Nie na darmo jako pierwsze otrzymaliśmy przykazanie miłości Boga. Pan wie, że człowiek starając się Go kochać, próbuje wyjść poza własne „ego”, spojrzeć w niebo, a nie tylko w ziemię. Chce zauważyć Tego, który jest dla niego prawdziwie najważniejszą istotą, chociaż on często tego nie wie i nie rozumie. To akceptacji Boga człowiek potrzebuje najbardziej. Ona nie jest taka jak w pojęciu ludzkim. To totalna aprobata całego człowieczeństwa, całej ludzkiej natury z ohydą słabości, grzechów, nędzy. To przyjęcie każdej cząstki ciała i ducha. To miłość, która nie odwraca głowy, nawet wzroku, widząc obrzydliwość ludzkiego upadku. Ona otwiera ramiona i przytula grzesznika, choć jego dusza przypomina chorego na trąd, gdy ciało odpada, śmierdzi, krwawi, ropieje, jest zdeformowane.

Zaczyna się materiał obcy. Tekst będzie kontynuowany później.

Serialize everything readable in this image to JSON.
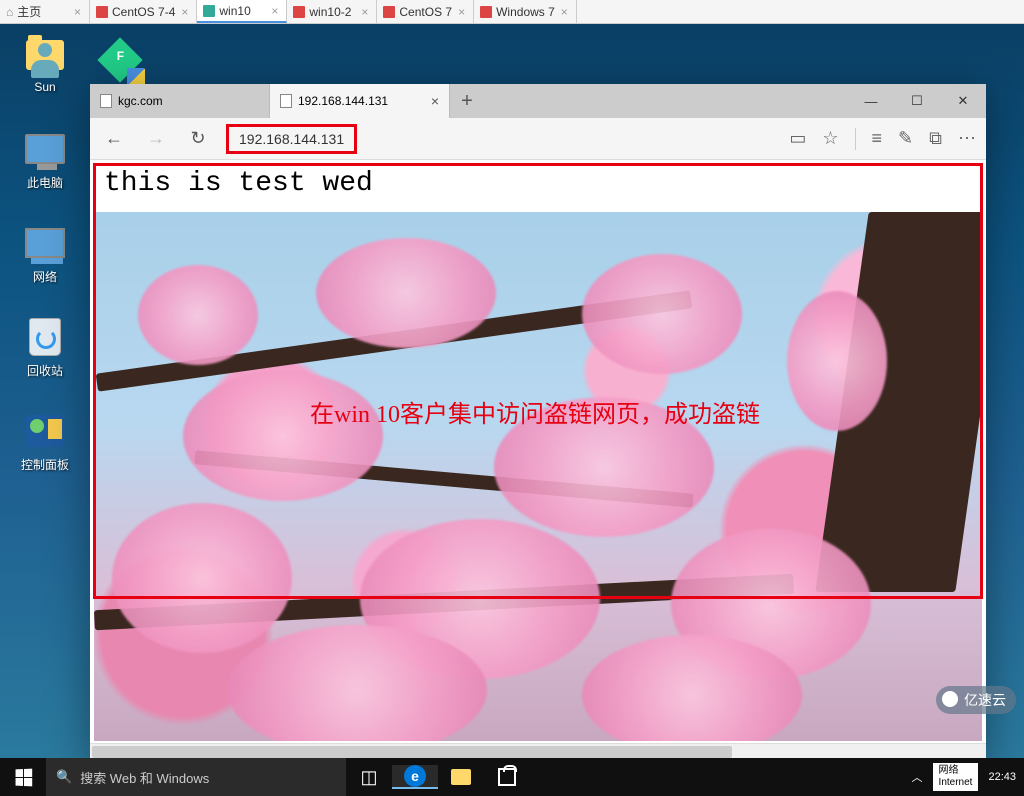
{
  "vm_tabs": [
    {
      "label": "主页",
      "type": "home"
    },
    {
      "label": "CentOS 7-4",
      "type": "vm"
    },
    {
      "label": "win10",
      "type": "vm",
      "active": true
    },
    {
      "label": "win10-2",
      "type": "vm"
    },
    {
      "label": "CentOS 7",
      "type": "vm"
    },
    {
      "label": "Windows 7",
      "type": "vm"
    }
  ],
  "desktop_icons": {
    "user": "Sun",
    "pc": "此电脑",
    "network": "网络",
    "recycle": "回收站",
    "control": "控制面板"
  },
  "browser": {
    "tabs": [
      {
        "title": "kgc.com"
      },
      {
        "title": "192.168.144.131",
        "active": true
      }
    ],
    "address": "192.168.144.131",
    "page_heading": "this is test wed"
  },
  "annotation": "在win 10客户集中访问盗链网页，成功盗链",
  "taskbar": {
    "search_placeholder": "搜索 Web 和 Windows",
    "tray_label1": "网络",
    "tray_label2": "Internet",
    "time": "22:43"
  },
  "watermark": "亿速云"
}
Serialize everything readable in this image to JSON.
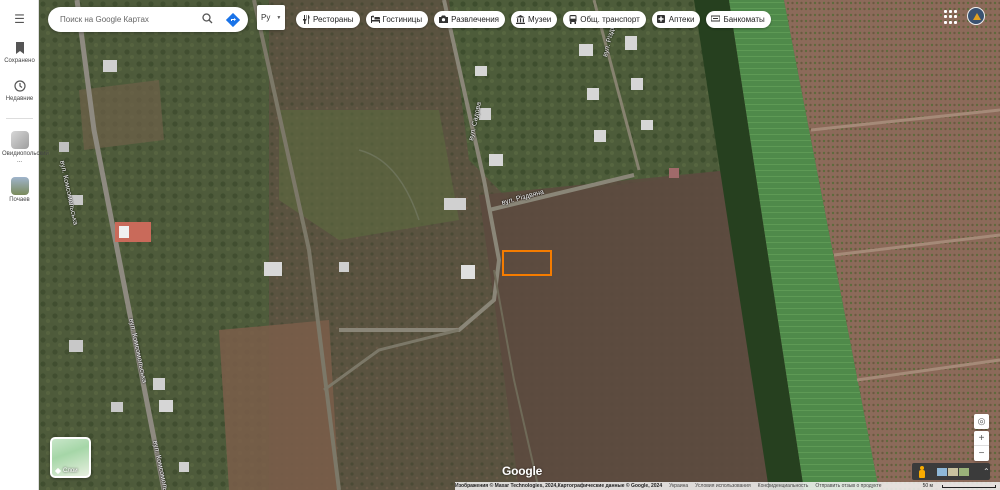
{
  "sidebar": {
    "items": [
      {
        "label": "Сохранено",
        "icon": "bookmark-icon"
      },
      {
        "label": "Недавние",
        "icon": "history-icon"
      },
      {
        "label": "Овидиопольский ...",
        "icon": "place-thumbnail"
      },
      {
        "label": "Почаев",
        "icon": "place-thumbnail"
      }
    ]
  },
  "search": {
    "placeholder": "Поиск на Google Картах",
    "search_icon": "search-icon",
    "directions_icon": "directions-icon"
  },
  "language": {
    "value": "Ру"
  },
  "chips": [
    {
      "label": "Рестораны",
      "icon": "restaurant-icon"
    },
    {
      "label": "Гостиницы",
      "icon": "hotel-icon"
    },
    {
      "label": "Развлечения",
      "icon": "camera-icon"
    },
    {
      "label": "Музеи",
      "icon": "museum-icon"
    },
    {
      "label": "Общ. транспорт",
      "icon": "transit-icon"
    },
    {
      "label": "Аптеки",
      "icon": "pharmacy-icon"
    },
    {
      "label": "Банкоматы",
      "icon": "atm-icon"
    }
  ],
  "map": {
    "roads": [
      "вул. Комсомольська",
      "вул. Комсомольська",
      "вул. Комсомольська",
      "вул. Садова",
      "вул. Різдвяна",
      "вул. Різдвяна"
    ],
    "layers_label": "Слои",
    "logo": "Google",
    "marker_color": "#f57c00"
  },
  "footer": {
    "attribution": "Изображения © Maxar Technologies, 2024,Картографические данные © Google, 2024",
    "links": [
      "Украина",
      "Условия использования",
      "Конфиденциальность",
      "Отправить отзыв о продукте"
    ],
    "scale": "50 м"
  }
}
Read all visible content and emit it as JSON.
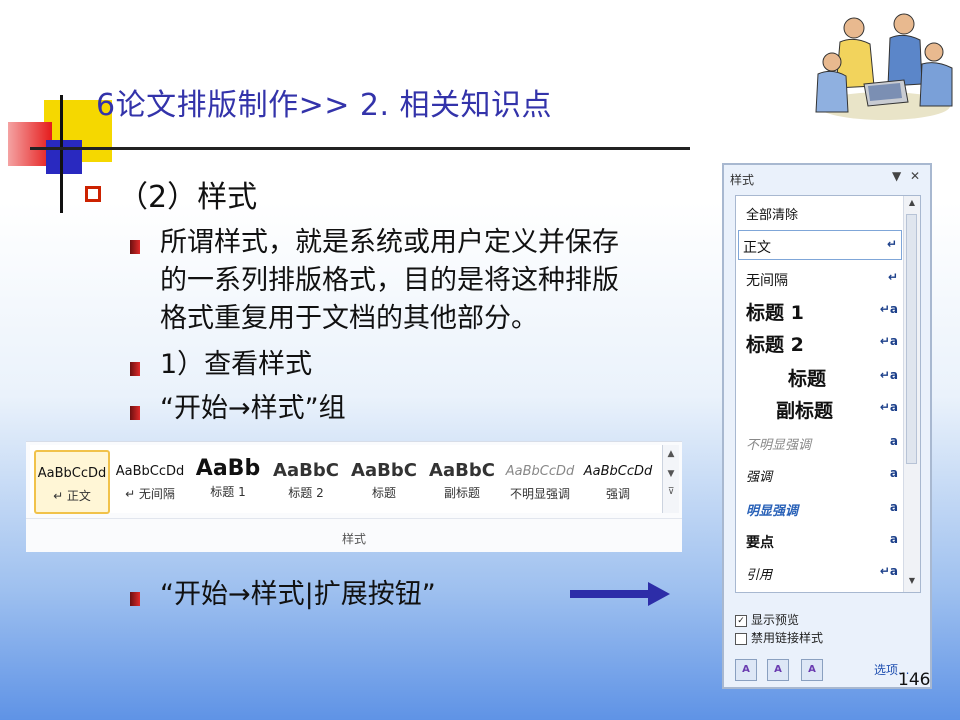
{
  "slide": {
    "title": "6论文排版制作>> 2. 相关知识点",
    "heading": "（2）样式",
    "bullets": [
      "所谓样式，就是系统或用户定义并保存",
      "的一系列排版格式，目的是将这种排版",
      "格式重复用于文档的其他部分。"
    ],
    "bullet2": "1）查看样式",
    "bullet3": "“开始→样式”组",
    "bullet4": "“开始→样式|扩展按钮”",
    "page_number": "146"
  },
  "ribbon": {
    "group_label": "样式",
    "items": [
      {
        "sample": "AaBbCcDd",
        "label": "↵ 正文"
      },
      {
        "sample": "AaBbCcDd",
        "label": "↵ 无间隔"
      },
      {
        "sample": "AaBb",
        "label": "标题 1"
      },
      {
        "sample": "AaBbC",
        "label": "标题 2"
      },
      {
        "sample": "AaBbC",
        "label": "标题"
      },
      {
        "sample": "AaBbC",
        "label": "副标题"
      },
      {
        "sample": "AaBbCcDd",
        "label": "不明显强调"
      },
      {
        "sample": "AaBbCcDd",
        "label": "强调"
      }
    ]
  },
  "styles_pane": {
    "title": "样式",
    "items": [
      {
        "name": "全部清除",
        "mark": ""
      },
      {
        "name": "正文",
        "mark": "↵"
      },
      {
        "name": "无间隔",
        "mark": "↵"
      },
      {
        "name": "标题 1",
        "mark": "↵a"
      },
      {
        "name": "标题 2",
        "mark": "↵a"
      },
      {
        "name": "标题",
        "mark": "↵a"
      },
      {
        "name": "副标题",
        "mark": "↵a"
      },
      {
        "name": "不明显强调",
        "mark": "a"
      },
      {
        "name": "强调",
        "mark": "a"
      },
      {
        "name": "明显强调",
        "mark": "a"
      },
      {
        "name": "要点",
        "mark": "a"
      },
      {
        "name": "引用",
        "mark": "↵a"
      }
    ],
    "show_preview_label": "显示预览",
    "show_preview_checked": true,
    "disable_linked_label": "禁用链接样式",
    "disable_linked_checked": false,
    "options_label": "选项..."
  }
}
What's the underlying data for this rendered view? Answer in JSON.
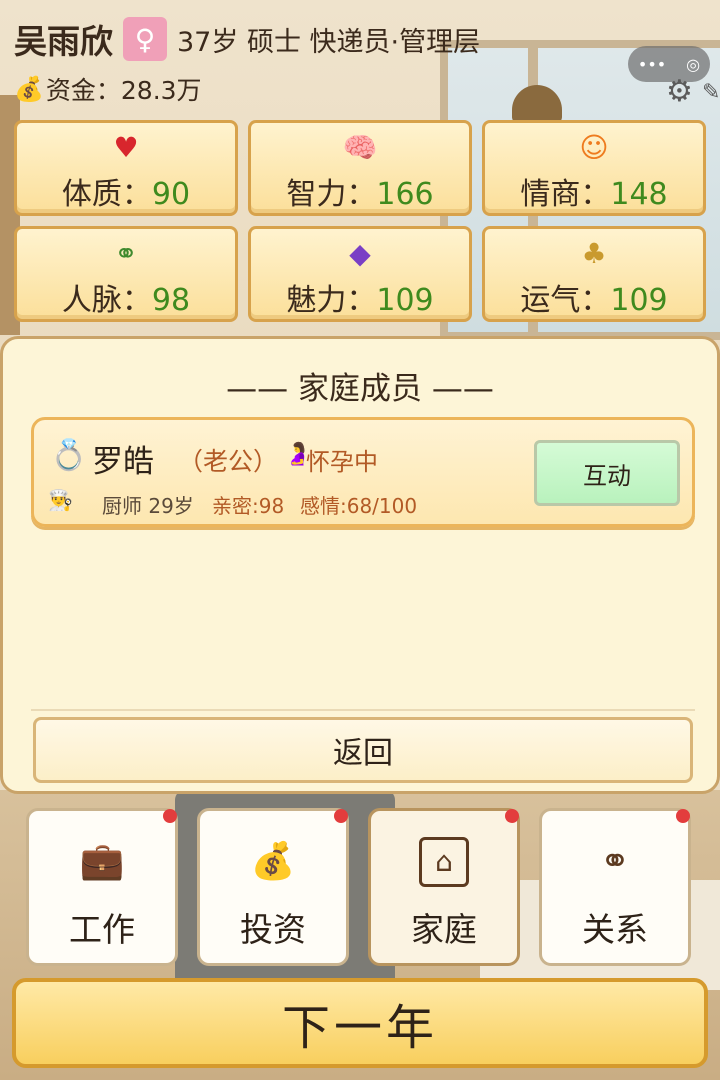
{
  "header": {
    "player_name": "吴雨欣",
    "gender_symbol": "♀",
    "player_info": "37岁 硕士 快递员·管理层",
    "funds": "资金：28.3万"
  },
  "stats": [
    {
      "icon": "♥",
      "label": "体质：",
      "value": "90",
      "icon_color": "#d8262d"
    },
    {
      "icon": "🧠",
      "label": "智力：",
      "value": "166",
      "icon_color": "#3b7fd0"
    },
    {
      "icon": "☺",
      "label": "情商：",
      "value": "148",
      "icon_color": "#ee7b1e"
    },
    {
      "icon": "⚭",
      "label": "人脉：",
      "value": "98",
      "icon_color": "#3f8a2e"
    },
    {
      "icon": "◆",
      "label": "魅力：",
      "value": "109",
      "icon_color": "#7a3fc5"
    },
    {
      "icon": "♣",
      "label": "运气：",
      "value": "109",
      "icon_color": "#c99a2e"
    }
  ],
  "family_panel": {
    "title": "—— 家庭成员 ——",
    "member": {
      "name": "罗皓",
      "relation": "（老公）",
      "status": "怀孕中",
      "job": "厨师",
      "age": "29岁",
      "intimacy": "亲密:98",
      "affection": "感情:68/100",
      "interact_label": "互动"
    },
    "back_label": "返回"
  },
  "nav": [
    {
      "icon": "briefcase-icon",
      "label": "工作"
    },
    {
      "icon": "money-bag-icon",
      "label": "投资"
    },
    {
      "icon": "house-icon",
      "label": "家庭"
    },
    {
      "icon": "people-icon",
      "label": "关系"
    }
  ],
  "next_year_label": "下一年",
  "colors": {
    "stat_value": "#3f8a1e",
    "accent": "#d59a2d",
    "badge": "#e33d3d"
  }
}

Ku tej miłości mamy kierować swój wzrok i serce. Ona jest doskonała. Gdy zwracamy się do niej, dając naprawdę niewiele z siebie, otrzymujemy wszystko – samego Boga. On daje się nam cały. Przebacza wszystko, przekreśla to, co było złem, udzielając łaski dążenia do dobra, miłowania Jego i bliźniego. Bóg usposabia nasze pełne egoizmu i próżności serca, by wyszły poza własny krąg i kochały bliźnich. Jego miłość uczy nas tego i daje ku temu siły. Ona pomoże nam nie oczekiwać uznania ludzi i patrzeć jedynie w niebo. Powoli opinia otoczenia przestanie mieć tak silny wpływ na nasze postawy, decyzje, działania, słowa i myśli. Miłość Boga uwalnia od tego, bowiem staje się najważniejsza. Dla niej żyjemy i czynimy wszystko.
Niestety, człowiek jest ułomny. Jego słaba natura daje mu się stale we znaki. Dlatego musi pracować nad sobą do końca swoich dni. Jednak mając świadomość istoty rzeczy, dostrzegać będzie w sobie przejawy pychy, próżności, egoizmu. Zauważy je w różnych sytuacjach życia. I dopóki będzie z nimi walczyć, dopóty miłość Boga pomagać mu będzie i prowadzić do zwycięstwa. I chociaż nie jeden raz człowiek upadnie, potykając się o własną próżność, podnosić się będzie ze względu na miłość, do której dąży. Ona ustawi jego hierarchię wartości, uporządkuje życie. Nauczy patrzeć obiektywnie na potrzebę akceptacji i opinię otoczenia. Pomoże ujrzeć siebie w prawdziwym świetle – bez pozorów i obłudy. Zapewni też poczucie własnej wartości. Miłość pozbawi lęków i obaw; da siłę, by je pokonywać. Bo Miłość – to Bóg, który stworzył ciebie. Uczynił to z miłości i do niej cię powołuje. Chce, abyś był szczęśliwy w pełni.
Niech Bóg błogosławi nas. Niech Jego miłość udzieli nam pokoju, abyśmy mogli zagłębiać się we własne wnętrza, poznawać je, akceptować siebie takimi jakimi jesteśmy i wychodzić poza krąg swojego egoizmu. Niech pomoże całkowicie oddać się Bogu, kochać Go, a poprzez Niego – swoich bliskich.